A quick test to ascertain this. From your command line, do:
env >/tmp/pax_env.sh
Then run your PHP script from a shell script which first executes:
. /tmp/pax_env.sh
so that the environments are identical.
And keep in mind that su on its own doesn't give you the same environment as you'd get from logging in directly as a specific user (su - does, I think). You may want to check the behaviour for when you log in as root directly.
Re your comment:
Yes, I do believe you've got it. I'm likely going to mark your answer as correct but need you to suffer through a few addendums about your clever solution. First of all, what's the best way to execute the pax_env.sh script? Does shell_exec() work?
Never let it be said I didn't work for my money :-) No. The shell_exec will almost certainly be running a sub-shell so the variables would be set in that sub-shell but would not affect the PHP parent process.
My advice, if you wanted all those variables set, would be to create a shell-script consisting of all the commands in /tmp/pax_env.sh (probably prefixing each with export) followed by the command you currently have running in cron, something along the lines of:
export PATH=.:/usr/bin
export PS1=Urk:
export PS2=MoreUrk:
/home/user/pax/scriptB.php
Then run that script from cron rather than /home/user/pax/scriptB.php directly. That will ensure the environment is set up before your PHP code is called.
Astute readers will have noticed the phrase "if you wanted all those variables set" above. I don't personally think it's a good idea to dump all your command line variables into the shell script for the cron job. I'd prefer to actually find out which ones are needed and only include those. That lessens the pollution your cron job has to run under.
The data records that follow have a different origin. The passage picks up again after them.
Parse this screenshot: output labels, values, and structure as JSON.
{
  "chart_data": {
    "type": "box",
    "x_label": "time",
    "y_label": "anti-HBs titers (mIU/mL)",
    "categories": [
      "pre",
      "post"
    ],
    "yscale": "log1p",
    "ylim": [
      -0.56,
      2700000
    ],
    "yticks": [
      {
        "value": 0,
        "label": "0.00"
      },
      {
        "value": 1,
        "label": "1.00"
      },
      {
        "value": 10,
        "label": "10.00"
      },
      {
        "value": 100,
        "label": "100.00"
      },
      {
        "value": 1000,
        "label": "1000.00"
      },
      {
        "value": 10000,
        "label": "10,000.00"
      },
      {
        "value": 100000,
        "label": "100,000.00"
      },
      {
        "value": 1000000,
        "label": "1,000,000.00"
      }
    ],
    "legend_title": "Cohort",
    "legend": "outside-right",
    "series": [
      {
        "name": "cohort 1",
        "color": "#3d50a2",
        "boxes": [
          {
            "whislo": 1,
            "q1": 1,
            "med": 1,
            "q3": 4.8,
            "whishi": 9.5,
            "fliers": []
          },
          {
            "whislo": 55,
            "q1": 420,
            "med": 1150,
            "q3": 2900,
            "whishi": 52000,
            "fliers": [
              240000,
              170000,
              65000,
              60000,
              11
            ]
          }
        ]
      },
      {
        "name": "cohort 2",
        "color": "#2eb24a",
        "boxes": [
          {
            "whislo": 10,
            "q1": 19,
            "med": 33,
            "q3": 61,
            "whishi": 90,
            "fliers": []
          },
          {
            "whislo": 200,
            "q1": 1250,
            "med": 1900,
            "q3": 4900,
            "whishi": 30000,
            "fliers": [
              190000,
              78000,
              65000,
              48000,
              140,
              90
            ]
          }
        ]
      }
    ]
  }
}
For example, it's unlikely that the PS1/PS2 prompt variables will be required for your PHP script.
If it works, you can set all the environment variables - I just prefer the absolute minimum so I don't have to worry too much when things change.
A way of finding out what's needed is to comment out one export at a time until your script breaks again. Then you know that variable is needed. Once it works with the maximum amount of export statements commented out, you can just delete those commented export statements altogether and what remains, however improbable, must be okay (with apologies to Sir Arthur Conan Doyle).